Learning From Ophelia

By Shlomo Maital

  Columbia University Professor Jennifer Lee has written an insightful Op-Ed in today’s New York Times.  She reports on her research on Asian-American children in US schools.  Especially interesting is her story about  “Ophelia”.

     Ophelia (Vietnamese American) described herself as “not very intelligent”. She almost flunked second grade and had a straight C average through elementary and junior high school.  She failed an Advanced Placement exam.  But Ophelia’s teacher, and with her parents’ support, put her into Advanced Placement anyway. 

      Why?  Because as Asian-American, she was assumed to be highly motivated, driven,  with high potential.   Once enrolled in AP, Opelia reports, “something just clicked”.  She worked hard to prove she was indeed a good student.  And she graduated with a grade of 4.2 (4.0 is ‘perfect’).  She was accepted into a highly selective pharmacy program in college.

 Many parents are troubled by the poor schooling their kids get, both in the US and in my country, Israel.  And faced with a bureaucratic obsolete educational system, there is not much they can do. 

  But perhaps there is.  And it is simple.  Make our kids pseudo-Asian American.  Instill high expectations.  Convey that to their teachers.  Mostly to the kids.  Help them in every way to live up to that expectation. 

  Excess pressure?  Maybe.  I myself faced that growing up, as a child of immigrant parents.  In the end, it was a huge plus for me.  Jewish kids, I guess, get the same high expectation push from parents as Asian-American kids. 

 Sadly, Lee reports that “none of the white, Black or Hispanic adults we interviewed were treated similarly”.  And guess what.  This “Pygmalion” effect, as it is known, has been documented as early as 1968.  The work of Rosenthal and Jacobsen (1968) showed that teacher expectations influence student performance. Positive expectations influence performance positively, and negative expectations influence performance negatively.

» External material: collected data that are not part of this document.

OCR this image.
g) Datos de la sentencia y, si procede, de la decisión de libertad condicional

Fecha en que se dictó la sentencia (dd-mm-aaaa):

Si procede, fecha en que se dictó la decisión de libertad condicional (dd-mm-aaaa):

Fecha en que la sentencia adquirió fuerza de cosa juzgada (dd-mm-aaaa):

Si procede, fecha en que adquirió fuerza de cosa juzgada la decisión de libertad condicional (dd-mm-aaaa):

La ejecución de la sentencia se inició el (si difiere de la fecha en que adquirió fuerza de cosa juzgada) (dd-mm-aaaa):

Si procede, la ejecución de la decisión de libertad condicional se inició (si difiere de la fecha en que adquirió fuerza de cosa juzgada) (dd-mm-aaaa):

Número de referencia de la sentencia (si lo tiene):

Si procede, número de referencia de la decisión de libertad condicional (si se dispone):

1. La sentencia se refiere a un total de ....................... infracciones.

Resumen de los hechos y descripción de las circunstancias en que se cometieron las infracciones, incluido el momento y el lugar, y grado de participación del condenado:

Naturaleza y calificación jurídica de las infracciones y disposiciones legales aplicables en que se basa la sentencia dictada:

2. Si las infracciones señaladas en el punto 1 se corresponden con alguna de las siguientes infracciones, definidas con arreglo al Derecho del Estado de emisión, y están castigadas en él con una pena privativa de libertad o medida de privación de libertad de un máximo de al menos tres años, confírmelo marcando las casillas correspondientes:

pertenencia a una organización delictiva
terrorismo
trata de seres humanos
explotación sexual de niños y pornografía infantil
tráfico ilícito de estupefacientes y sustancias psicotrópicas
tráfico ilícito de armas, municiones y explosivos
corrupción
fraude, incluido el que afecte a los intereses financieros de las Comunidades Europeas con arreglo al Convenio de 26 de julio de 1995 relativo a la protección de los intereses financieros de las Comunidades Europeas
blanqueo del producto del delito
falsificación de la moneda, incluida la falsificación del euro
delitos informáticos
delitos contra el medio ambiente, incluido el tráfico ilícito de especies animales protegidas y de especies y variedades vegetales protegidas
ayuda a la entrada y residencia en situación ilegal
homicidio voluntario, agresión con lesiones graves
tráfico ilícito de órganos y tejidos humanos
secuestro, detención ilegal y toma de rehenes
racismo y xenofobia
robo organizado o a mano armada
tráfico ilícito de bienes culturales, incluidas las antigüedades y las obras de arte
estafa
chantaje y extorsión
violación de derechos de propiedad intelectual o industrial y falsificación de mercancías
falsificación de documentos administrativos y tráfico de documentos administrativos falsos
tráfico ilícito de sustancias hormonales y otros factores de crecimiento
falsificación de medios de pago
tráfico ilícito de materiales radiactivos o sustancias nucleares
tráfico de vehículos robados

Goes for parents, too.

   Parents, I believe, can imbue their kids with high expectations and strong self-esteem.  And convey it to their teachers.  One by one, perhaps, all our kids can become “Asian-American”? 

   The dinosaurs on the conservative US Supreme Court are about to shoot down affirmative action.  What to do?  Create your own affirmative action – act to motivate, to inspire.  It’s worth a try.  And by the way – not only parents can do this.  So can grandparents.  Quietly but persistently.  Give it a shot!

At MIT summer school, I taught highly motivated Vietnamese engineers. They overcame language obstacles to excel.  I was awe-struck by them.  Why not learn from our Asian friends?  To paraphrase a famous Law:   Kids’ performances expand or contract to meet the high (or low)  bars we set for them.